Через десять минут Оксана, уже умывшаяся, одетая и слегка подкрашенная, сидела на кухне. Андрей заваривал чай, время от времени озабоченно поглядывая на часы: до начала его дежурства в клинике оставалось всего минут сорок. А она смотрелась в маленькое круглое зеркальце на красной подставке. Наклоняя и поднимая голову, находила в нем отражение то своих высоких скул, то чуть припухших от недавнего плача и поцелуев губ и думала, что даже в этом простеньком горчичного цвета жакетике с золотыми пуговицами выглядит в тысячу раз лучше многих дам, неуклюже вываливающихся на Тверской из роскошных «Мерседесов».
* * *
Наташа Солодкина сегодня чуть не опоздала на работу. Поезд метро остановился между «Таганской» и «Китай-городом» и минут двадцать простоял, не двигаясь с места. Обрывки разговоров, как неровные куски цветного серпантина, повисли в воздухе, но быстро съежились и увяли. Напряженная тишина с силой надавила на барабанные перепонки и стекла вагона. Наташа еще раньше заметила, что после памятного взрыва бомбы в метро при малейшем сбое в движении лица пассажиров мгновенно становились исполненными тревоги. Недавно перед самой станцией с грохотом обвалилось на пол плохо закрепленное крайнее укороченное сиденье вместе с сидевшими на нем двумя парнями и толстой бабушкой. И тут же состояние, близкое к панике, среди пассажиров, в глазах одинаковое выражение: «Ну, вот и все!..» Но ничего особенного не произошло. Постепенно мужчины, один за другим, снова углубились в свои газеты, женщины — в дамские романы, а Наташа — в размышления о том, что сегодня непременно последует выволочка от старшей сестры. Начальству будет неинтересно выслушивать про злобную комендантшу общежития Лидию Егоровну, решившую провести инвентаризацию именно сегодня с утра, а не в какое-нибудь другое время. Начальству будет безразлично, что она, Наташа Солодкина, просто не могла уйти из комнаты, в отличие от двух ее соседок, и вынуждена была демонстрировать этой крысе Лидии наличие в сохранности штор, кроватей, тумбочек и стола. Девчонки успели «свалить» на занятия в медучилище, а ее прихватили. Получилось так, что она крайняя, а потому — заранее виноватая, потому что в большом и вечном долгу перед комендантшей, разрешающей ей за небольшую мзду в ее персональный карман проживать в общаге уже после окончания училища. Наташку бесила необходимость пресмыкаться, вечно фальшиво улыбаться улыбкой «китайского болванчика», но перспектива вернуться из Москвы в родной поселок Подлипки казалась такой страшной и такой реальной, что она послушно улыбалась, пресмыкалась и ждала, ждала…

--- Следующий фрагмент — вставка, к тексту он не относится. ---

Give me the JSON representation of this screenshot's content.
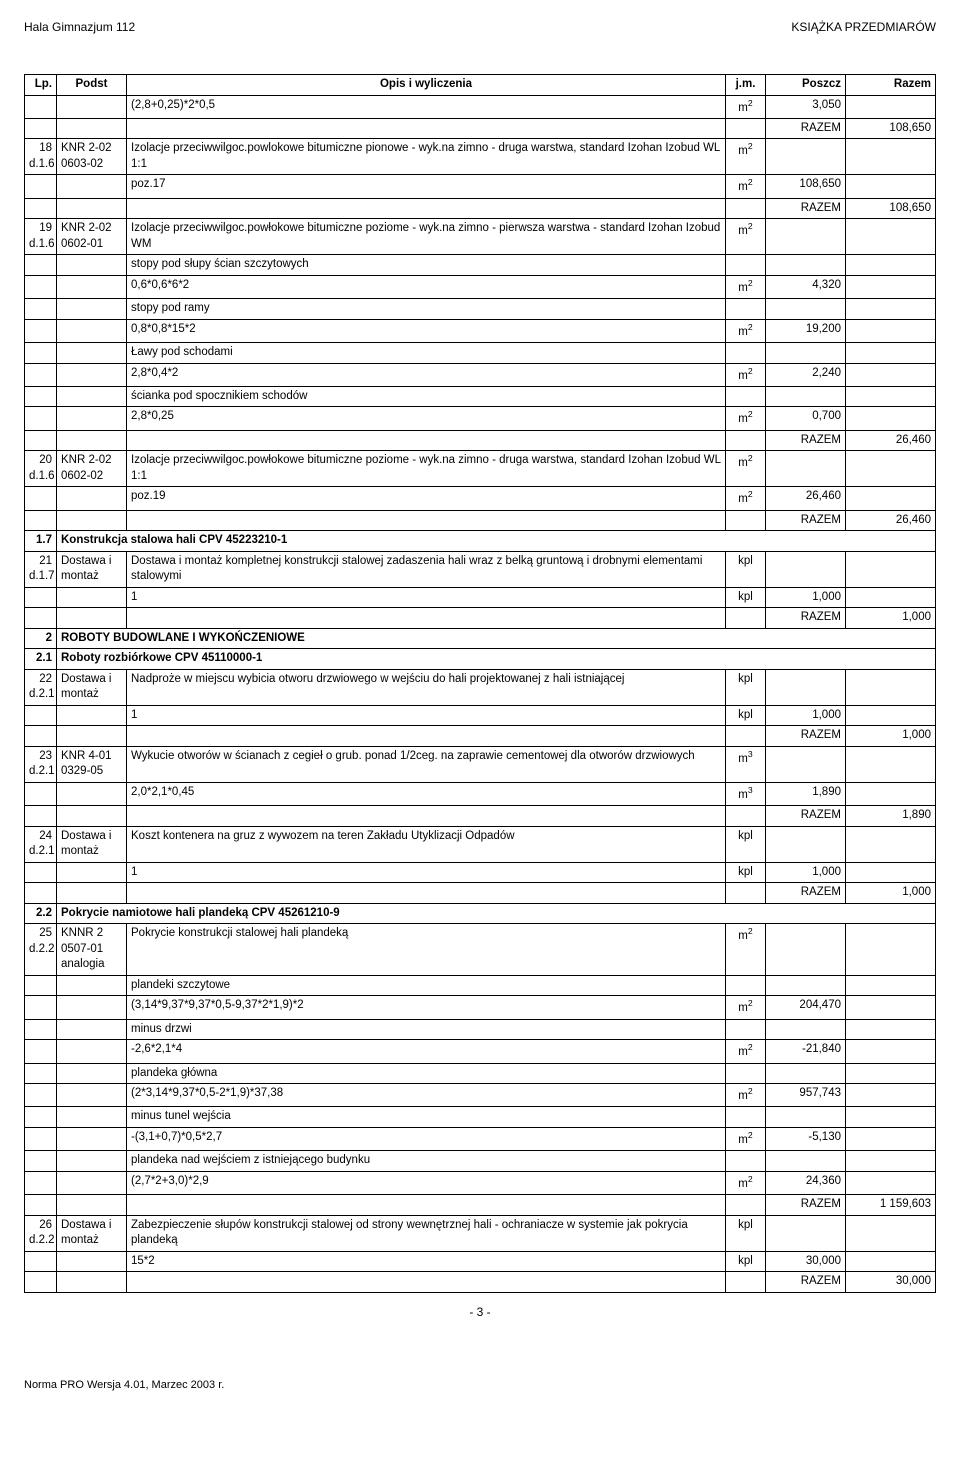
{
  "header": {
    "left": "Hala Gimnazjum 112",
    "right": "KSIĄŻKA PRZEDMIARÓW"
  },
  "columns": {
    "lp": "Lp.",
    "podst": "Podst",
    "opis": "Opis i wyliczenia",
    "jm": "j.m.",
    "poszcz": "Poszcz",
    "razem": "Razem"
  },
  "rows": [
    {
      "type": "calc",
      "opis": "(2,8+0,25)*2*0,5",
      "jm": "m²",
      "poszcz": "3,050"
    },
    {
      "type": "razem",
      "razem_label": "RAZEM",
      "razem": "108,650"
    },
    {
      "type": "item",
      "lp": "18 d.1.6",
      "podst": "KNR 2-02 0603-02",
      "opis": "Izolacje przeciwwilgoc.powlokowe bitumiczne pionowe - wyk.na zimno - druga warstwa, standard Izohan Izobud WL 1:1",
      "jm": "m²"
    },
    {
      "type": "calc",
      "opis": "poz.17",
      "jm": "m²",
      "poszcz": "108,650"
    },
    {
      "type": "razem",
      "razem_label": "RAZEM",
      "razem": "108,650"
    },
    {
      "type": "item",
      "lp": "19 d.1.6",
      "podst": "KNR 2-02 0602-01",
      "opis": "Izolacje przeciwwilgoc.powłokowe bitumiczne poziome - wyk.na zimno - pierwsza warstwa - standard Izohan Izobud WM",
      "jm": "m²"
    },
    {
      "type": "calc",
      "opis": "stopy pod słupy ścian szczytowych",
      "jm": "",
      "poszcz": ""
    },
    {
      "type": "calc",
      "opis": "0,6*0,6*6*2",
      "jm": "m²",
      "poszcz": "4,320"
    },
    {
      "type": "calc",
      "opis": "stopy pod ramy",
      "jm": "",
      "poszcz": ""
    },
    {
      "type": "calc",
      "opis": "0,8*0,8*15*2",
      "jm": "m²",
      "poszcz": "19,200"
    },
    {
      "type": "calc",
      "opis": "Ławy pod schodami",
      "jm": "",
      "poszcz": ""
    },
    {
      "type": "calc",
      "opis": "2,8*0,4*2",
      "jm": "m²",
      "poszcz": "2,240"
    },
    {
      "type": "calc",
      "opis": "ścianka pod spocznikiem schodów",
      "jm": "",
      "poszcz": ""
    },
    {
      "type": "calc",
      "opis": "2,8*0,25",
      "jm": "m²",
      "poszcz": "0,700"
    },
    {
      "type": "razem",
      "razem_label": "RAZEM",
      "razem": "26,460"
    },
    {
      "type": "item",
      "lp": "20 d.1.6",
      "podst": "KNR 2-02 0602-02",
      "opis": "Izolacje przeciwwilgoc.powłokowe bitumiczne poziome - wyk.na zimno - druga warstwa, standard Izohan Izobud WL 1:1",
      "jm": "m²"
    },
    {
      "type": "calc",
      "opis": "poz.19",
      "jm": "m²",
      "poszcz": "26,460"
    },
    {
      "type": "razem",
      "razem_label": "RAZEM",
      "razem": "26,460"
    },
    {
      "type": "section",
      "lp": "1.7",
      "opis": "Konstrukcja stalowa hali CPV 45223210-1"
    },
    {
      "type": "item",
      "lp": "21 d.1.7",
      "podst": "Dostawa i montaż",
      "opis": "Dostawa i montaż kompletnej konstrukcji stalowej zadaszenia hali wraz z belką gruntową i drobnymi elementami stalowymi",
      "jm": "kpl"
    },
    {
      "type": "calc",
      "opis": "1",
      "jm": "kpl",
      "poszcz": "1,000"
    },
    {
      "type": "razem",
      "razem_label": "RAZEM",
      "razem": "1,000"
    },
    {
      "type": "section",
      "lp": "2",
      "opis": "ROBOTY BUDOWLANE I WYKOŃCZENIOWE"
    },
    {
      "type": "section",
      "lp": "2.1",
      "opis": "Roboty rozbiórkowe CPV 45110000-1"
    },
    {
      "type": "item",
      "lp": "22 d.2.1",
      "podst": "Dostawa i montaż",
      "opis": "Nadproże w miejscu wybicia otworu drzwiowego w wejściu do hali projektowanej z hali istniającej",
      "jm": "kpl"
    },
    {
      "type": "calc",
      "opis": "1",
      "jm": "kpl",
      "poszcz": "1,000"
    },
    {
      "type": "razem",
      "razem_label": "RAZEM",
      "razem": "1,000"
    },
    {
      "type": "item",
      "lp": "23 d.2.1",
      "podst": "KNR 4-01 0329-05",
      "opis": "Wykucie otworów w ścianach z cegieł o grub. ponad 1/2ceg. na zaprawie cementowej dla otworów drzwiowych",
      "jm": "m³"
    },
    {
      "type": "calc",
      "opis": "2,0*2,1*0,45",
      "jm": "m³",
      "poszcz": "1,890"
    },
    {
      "type": "razem",
      "razem_label": "RAZEM",
      "razem": "1,890"
    },
    {
      "type": "item",
      "lp": "24 d.2.1",
      "podst": "Dostawa i montaż",
      "opis": "Koszt kontenera na gruz z wywozem na teren Zakładu Utyklizacji Odpadów",
      "jm": "kpl"
    },
    {
      "type": "calc",
      "opis": "1",
      "jm": "kpl",
      "poszcz": "1,000"
    },
    {
      "type": "razem",
      "razem_label": "RAZEM",
      "razem": "1,000"
    },
    {
      "type": "section",
      "lp": "2.2",
      "opis": "Pokrycie namiotowe hali plandeką CPV 45261210-9"
    },
    {
      "type": "item",
      "lp": "25 d.2.2",
      "podst": "KNNR 2 0507-01 analogia",
      "opis": "Pokrycie konstrukcji stalowej hali plandeką",
      "jm": "m²"
    },
    {
      "type": "calc",
      "opis": "plandeki szczytowe",
      "jm": "",
      "poszcz": ""
    },
    {
      "type": "calc",
      "opis": "(3,14*9,37*9,37*0,5-9,37*2*1,9)*2",
      "jm": "m²",
      "poszcz": "204,470"
    },
    {
      "type": "calc",
      "opis": "minus drzwi",
      "jm": "",
      "poszcz": ""
    },
    {
      "type": "calc",
      "opis": "-2,6*2,1*4",
      "jm": "m²",
      "poszcz": "-21,840"
    },
    {
      "type": "calc",
      "opis": "plandeka główna",
      "jm": "",
      "poszcz": ""
    },
    {
      "type": "calc",
      "opis": "(2*3,14*9,37*0,5-2*1,9)*37,38",
      "jm": "m²",
      "poszcz": "957,743"
    },
    {
      "type": "calc",
      "opis": "minus tunel wejścia",
      "jm": "",
      "poszcz": ""
    },
    {
      "type": "calc",
      "opis": "-(3,1+0,7)*0,5*2,7",
      "jm": "m²",
      "poszcz": "-5,130"
    },
    {
      "type": "calc",
      "opis": "plandeka nad wejściem z istniejącego budynku",
      "jm": "",
      "poszcz": ""
    },
    {
      "type": "calc",
      "opis": "(2,7*2+3,0)*2,9",
      "jm": "m²",
      "poszcz": "24,360"
    },
    {
      "type": "razem",
      "razem_label": "RAZEM",
      "razem": "1 159,603"
    },
    {
      "type": "item",
      "lp": "26 d.2.2",
      "podst": "Dostawa i montaż",
      "opis": "Zabezpieczenie słupów konstrukcji stalowej od strony wewnętrznej hali - ochraniacze w systemie jak pokrycia plandeką",
      "jm": "kpl"
    },
    {
      "type": "calc",
      "opis": "15*2",
      "jm": "kpl",
      "poszcz": "30,000"
    },
    {
      "type": "razem",
      "razem_label": "RAZEM",
      "razem": "30,000"
    }
  ],
  "footer": {
    "pagenum": "- 3 -",
    "norma": "Norma PRO Wersja 4.01, Marzec 2003 r."
  }
}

В хирургическое отделение она вихрем ворвалась в начале десятого, подобно Золушке потеряв на лестнице, правда, не хрустальный башмачок, а серую осеннюю туфлю. Больные в полосатых пижамах и фланелевых халатах уже вовсю шастали по коридорам. И то правда, что им в палатах сидеть после завтрака-то? Скучно, уныло, однообразно, а так хоть какое-то подобие развлечения! Наташа тихой мышкой проскользнула мимо кабинета главного врача и толкнула дверь сестринской.
Естественно, все, кроме нее, уже давно были на месте. Жанна, сидя у холодильника, любовно укладывала колбасу на ломоть «Столичного» батона. Олеся у зеркала пинцетом выщипывала брови. На столе стоял укрытый стерильной салфеткой поднос с отработанными одноразовыми шприцами.